Evidence exists of hormonal changes. There is probably a combination of events that tells the heart to stop dividing and make itself bigger because it has to start to work. The idea is to understand these signals in order to revert them.
As well as regeneration after a heart attack, your group is also working on preventing the damage produced by a heart attack. How?
Another of our approaches is to prevent damage, rather than regenerate cardiomyocytes. We have discovered three proteins capable of detaining the death of cardiac cells after a myocardial infarction. We believe that their use within the first 24 to 48 hours, or even in the ambulance, in a patient who has suffered a heart attack, could prevent the death of cardiomyocytes. The protein is injected into the vein to block the death of cardiomyocytes.So, in an ideal situation, we would have different alternatives: first, the use of proteins to prevent the death of cardiac cells and, subsequently, attempting to regenerate the heart with microRNA. Prevent death and regenerate. It is very ambitious.

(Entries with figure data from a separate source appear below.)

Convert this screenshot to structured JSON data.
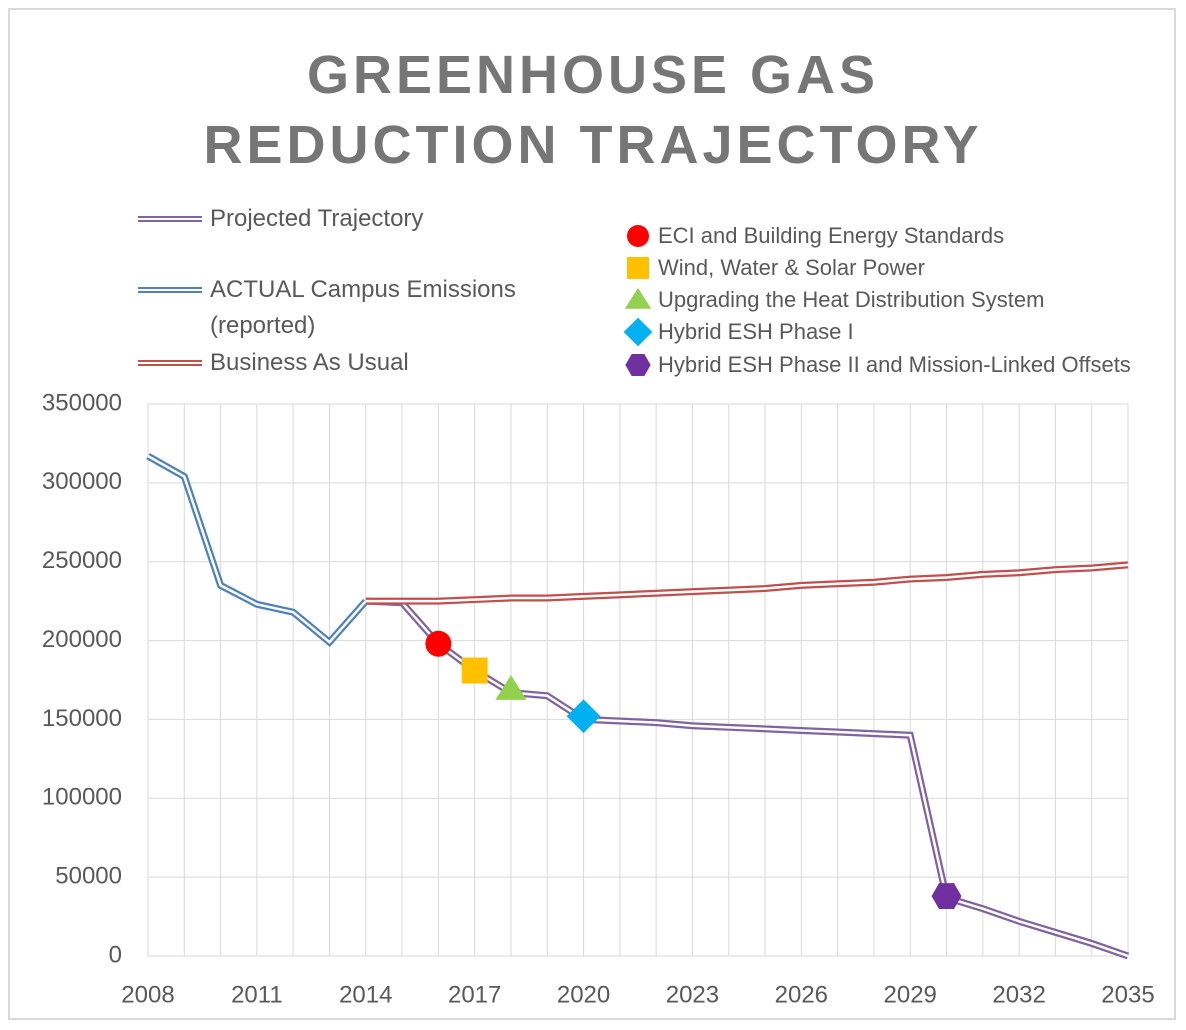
{
  "chart_data": {
    "type": "line",
    "title": "GREENHOUSE GAS REDUCTION TRAJECTORY",
    "legend": "top",
    "grid": true,
    "xlim": [
      2008,
      2035
    ],
    "xticks": [
      2008,
      2011,
      2014,
      2017,
      2020,
      2023,
      2026,
      2029,
      2032,
      2035
    ],
    "ylim": [
      0,
      350000
    ],
    "yticks": [
      0,
      50000,
      100000,
      150000,
      200000,
      250000,
      300000,
      350000
    ],
    "series": [
      {
        "name": "Projected Trajectory",
        "color": "#8064a2",
        "x": [
          2014,
          2015,
          2016,
          2017,
          2018,
          2019,
          2020,
          2021,
          2022,
          2023,
          2024,
          2025,
          2026,
          2027,
          2028,
          2029,
          2030,
          2031,
          2032,
          2033,
          2034,
          2035
        ],
        "values": [
          225000,
          224000,
          198000,
          181000,
          167000,
          165000,
          150000,
          149000,
          148000,
          146000,
          145000,
          144000,
          143000,
          142000,
          141000,
          140000,
          37000,
          30000,
          22000,
          15000,
          8000,
          0
        ]
      },
      {
        "name": "ACTUAL Campus Emissions (reported)",
        "color": "#4f81bd",
        "x": [
          2008,
          2009,
          2010,
          2011,
          2012,
          2013,
          2014
        ],
        "values": [
          317000,
          304000,
          235000,
          223000,
          218000,
          199000,
          225000
        ]
      },
      {
        "name": "Business As Usual",
        "color": "#c0504d",
        "x": [
          2014,
          2015,
          2016,
          2017,
          2018,
          2019,
          2020,
          2021,
          2022,
          2023,
          2024,
          2025,
          2026,
          2027,
          2028,
          2029,
          2030,
          2031,
          2032,
          2033,
          2034,
          2035
        ],
        "values": [
          225000,
          225000,
          225000,
          226000,
          227000,
          227000,
          228000,
          229000,
          230000,
          231000,
          232000,
          233000,
          235000,
          236000,
          237000,
          239000,
          240000,
          242000,
          243000,
          245000,
          246000,
          248000
        ]
      },
      {
        "name": "ECI and Building Energy Standards",
        "color": "#ff0000",
        "marker": "circle",
        "x": [
          2016
        ],
        "values": [
          198000
        ]
      },
      {
        "name": "Wind, Water & Solar Power",
        "color": "#ffc000",
        "marker": "square",
        "x": [
          2017
        ],
        "values": [
          181000
        ]
      },
      {
        "name": "Upgrading the Heat Distribution System",
        "color": "#92d050",
        "marker": "triangle",
        "x": [
          2018
        ],
        "values": [
          169000
        ]
      },
      {
        "name": "Hybrid ESH Phase I",
        "color": "#00b0f0",
        "marker": "diamond",
        "x": [
          2020
        ],
        "values": [
          152000
        ]
      },
      {
        "name": "Hybrid ESH Phase II and Mission-Linked Offsets",
        "color": "#7030a0",
        "marker": "hexagon",
        "x": [
          2030
        ],
        "values": [
          38000
        ]
      }
    ]
  }
}
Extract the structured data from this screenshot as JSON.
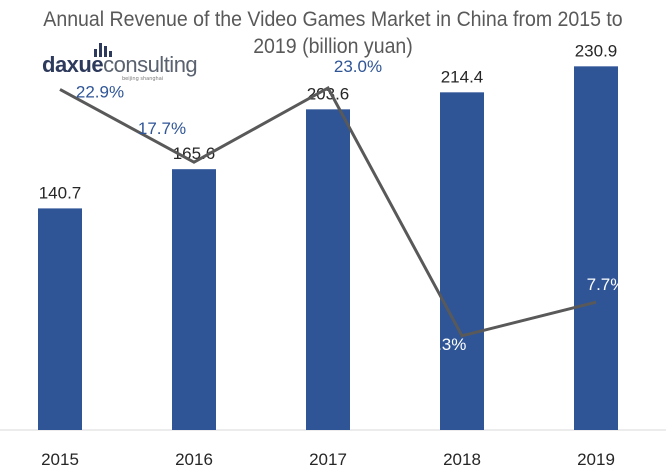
{
  "title": {
    "line1": "Annual Revenue of the Video Games Market in China from 2015 to",
    "line2": "2019 (billion yuan)"
  },
  "logo": {
    "brand_part1": "daxue",
    "brand_part2": "consulting",
    "tagline": "beijing shanghai"
  },
  "colors": {
    "bar": "#2f5597",
    "line": "#595959",
    "growth_label": "#2f5597",
    "text": "#262626",
    "axis": "#d9d9d9"
  },
  "chart_data": {
    "type": "bar",
    "categories": [
      "2015",
      "2016",
      "2017",
      "2018",
      "2019"
    ],
    "series": [
      {
        "values": [
          140.7,
          165.6,
          203.6,
          214.4,
          230.9
        ],
        "type": "bar"
      },
      {
        "values": [
          22.9,
          17.7,
          23.0,
          5.3,
          7.7
        ],
        "type": "line",
        "unit": "%"
      }
    ],
    "bar_labels": [
      "140.7",
      "165.6",
      "203.6",
      "214.4",
      "230.9"
    ],
    "growth_labels": [
      "22.9%",
      "17.7%",
      "23.0%",
      "5.3%",
      "7.7%"
    ],
    "ylim": [
      0,
      240
    ],
    "y2lim": [
      0,
      25
    ],
    "grid": false,
    "legend": "none"
  }
}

You are a physician by training. Do you think that a good biomedical researcher should have a vocation to serve the patient?
Honestly, I have to say that when I decided to study medicine, I did it with the intention of going into research, although at that time I didn’t really know what a career in science was, and the image I had was a bit romantic. In fact, I haven’t done much clinical work with patients, but I think it is very beneficial for researchers to share a common language with clinicians. Having a solid basis of clinical practice makes it much easier to translate basic research to the patient. Of course, we want to know many things, mechanisms, regulatory genes, proteins, but we also want to develop therapies that benefit patients.